Joint reflections from ILO’s Impact Insurance Facility and Cenfri

The ILO’s Impact Insurance Facility turned 10 this year, along with our close partner, Cenfri. Together we have taken stock of progress made over the last decade and, most importantly, what needs to come next.
 
The world of risk is changing and insurance matters more than ever. The last 10 years have seen a significant uptake of insurance by emerging consumers, driven by large aggregators like banks, microfinance institutions, mobile network operators, and retailers. However, products offered through these channels typically meet the needs of these aggregators, while value for clients remains elusive.
 
Insurance markets typically evolve through different stages of development. Most developing countries are stuck in the second stage (see graphic below), with group and bundled products that offer limited choice.

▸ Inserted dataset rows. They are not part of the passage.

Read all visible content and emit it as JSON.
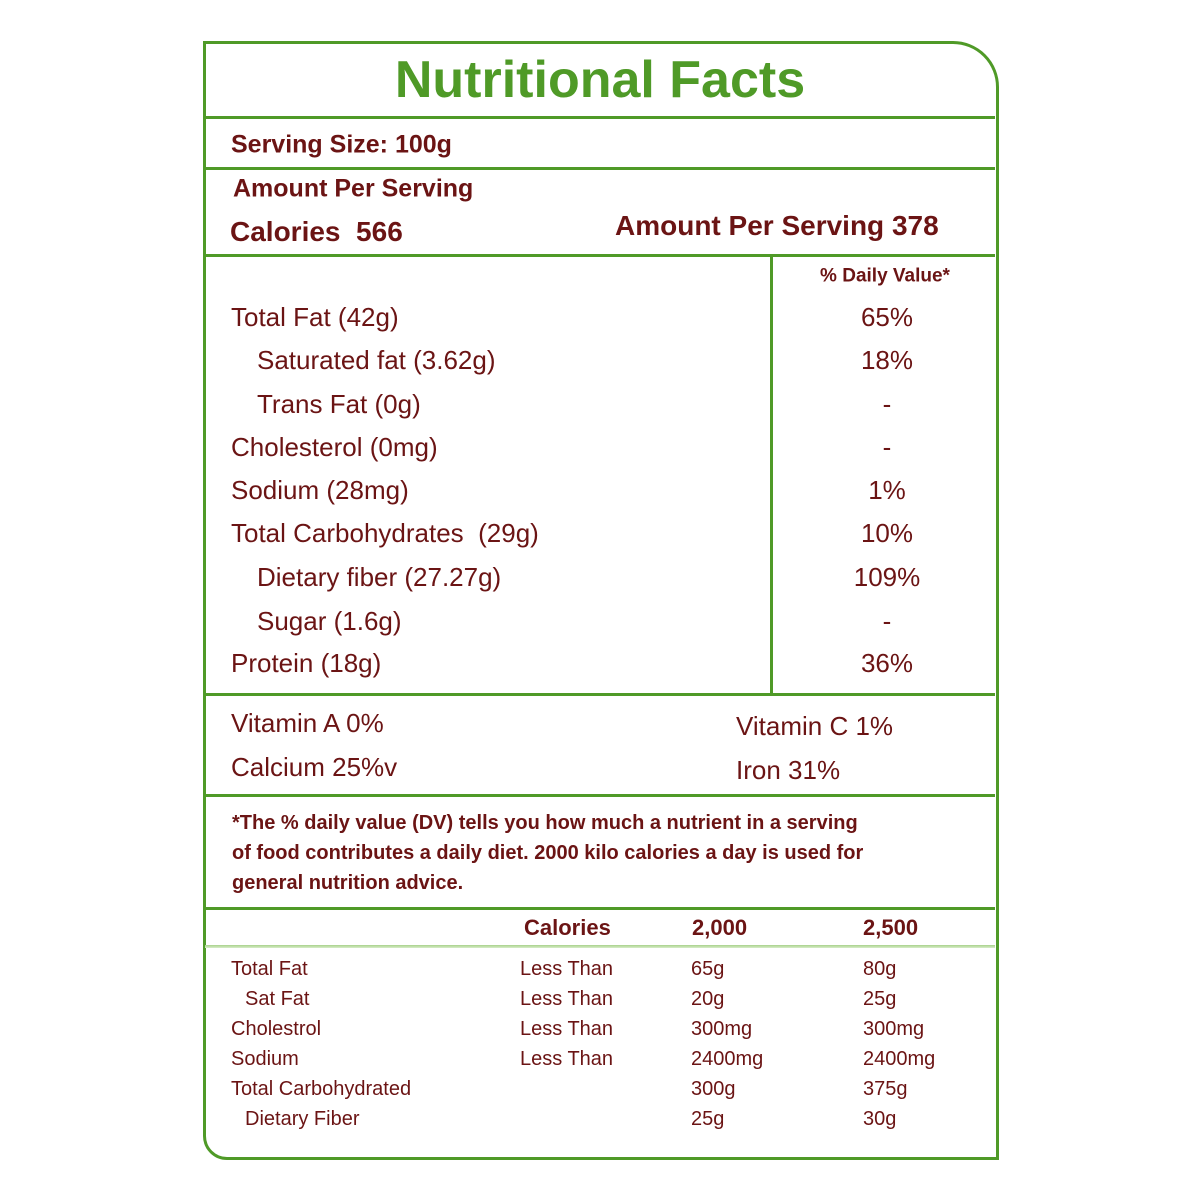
{
  "title": "Nutritional Facts",
  "serving_size": "Serving Size: 100g",
  "amount_per_serving": "Amount Per Serving",
  "calories": "Calories  566",
  "amount_per_serving_value": "Amount Per Serving 378",
  "daily_value_header": "% Daily Value*",
  "nutrients": [
    {
      "name": "Total Fat (42g)",
      "dv": "65%"
    },
    {
      "name": "Saturated fat (3.62g)",
      "dv": "18%"
    },
    {
      "name": "Trans Fat (0g)",
      "dv": "-"
    },
    {
      "name": "Cholesterol (0mg)",
      "dv": "-"
    },
    {
      "name": "Sodium (28mg)",
      "dv": "1%"
    },
    {
      "name": "Total Carbohydrates  (29g)",
      "dv": "10%"
    },
    {
      "name": "Dietary fiber (27.27g)",
      "dv": "109%"
    },
    {
      "name": "Sugar (1.6g)",
      "dv": "-"
    },
    {
      "name": "Protein (18g)",
      "dv": "36%"
    }
  ],
  "vitamins": [
    "Vitamin A 0%",
    "Vitamin C 1%",
    "Calcium 25%v",
    "Iron 31%"
  ],
  "footnote": [
    "*The % daily value (DV) tells you how much a nutrient in a serving",
    "of food contributes a daily diet. 2000 kilo calories a day is used for",
    "general nutrition advice."
  ],
  "reference_table": {
    "header": [
      "Calories",
      "2,000",
      "2,500"
    ],
    "rows": [
      {
        "name": "Total Fat",
        "limit": "Less Than",
        "v2000": "65g",
        "v2500": "80g"
      },
      {
        "name": "Sat Fat",
        "limit": "Less Than",
        "v2000": "20g",
        "v2500": "25g"
      },
      {
        "name": "Cholestrol",
        "limit": "Less Than",
        "v2000": "300mg",
        "v2500": "300mg"
      },
      {
        "name": "Sodium",
        "limit": "Less Than",
        "v2000": "2400mg",
        "v2500": "2400mg"
      },
      {
        "name": "Total Carbohydrated",
        "v2000": "300g",
        "v2500": "375g"
      },
      {
        "name": "Dietary Fiber",
        "v2000": "25g",
        "v2500": "30g"
      }
    ]
  }
}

New technologies and the availability of data present opportunities to deepen voluntary use for those who can afford to pay. Another important development is that governments have an increasingly important role as enablers and providers of insurance services, including paying for premiums for those cannot afford it.
 

Figure: Stages of market development
 
In the coming decade, we expect to see more integrated risk management solutions – combining savings, credit and insurance – to offer greater value for consumers and small businesses. At the same time, a changing provider landscape may threaten the role of insurers, forcing them to adapt their business models and form partnerships with new digital players.
 
Market facilitation remains imperative to guide and support efforts to improve supply, stimulate demand and ensure that regulations evolve with the market. Without establishing a broader facilitative environment, innovations may be short-lived, not achieve scale or offer poor value.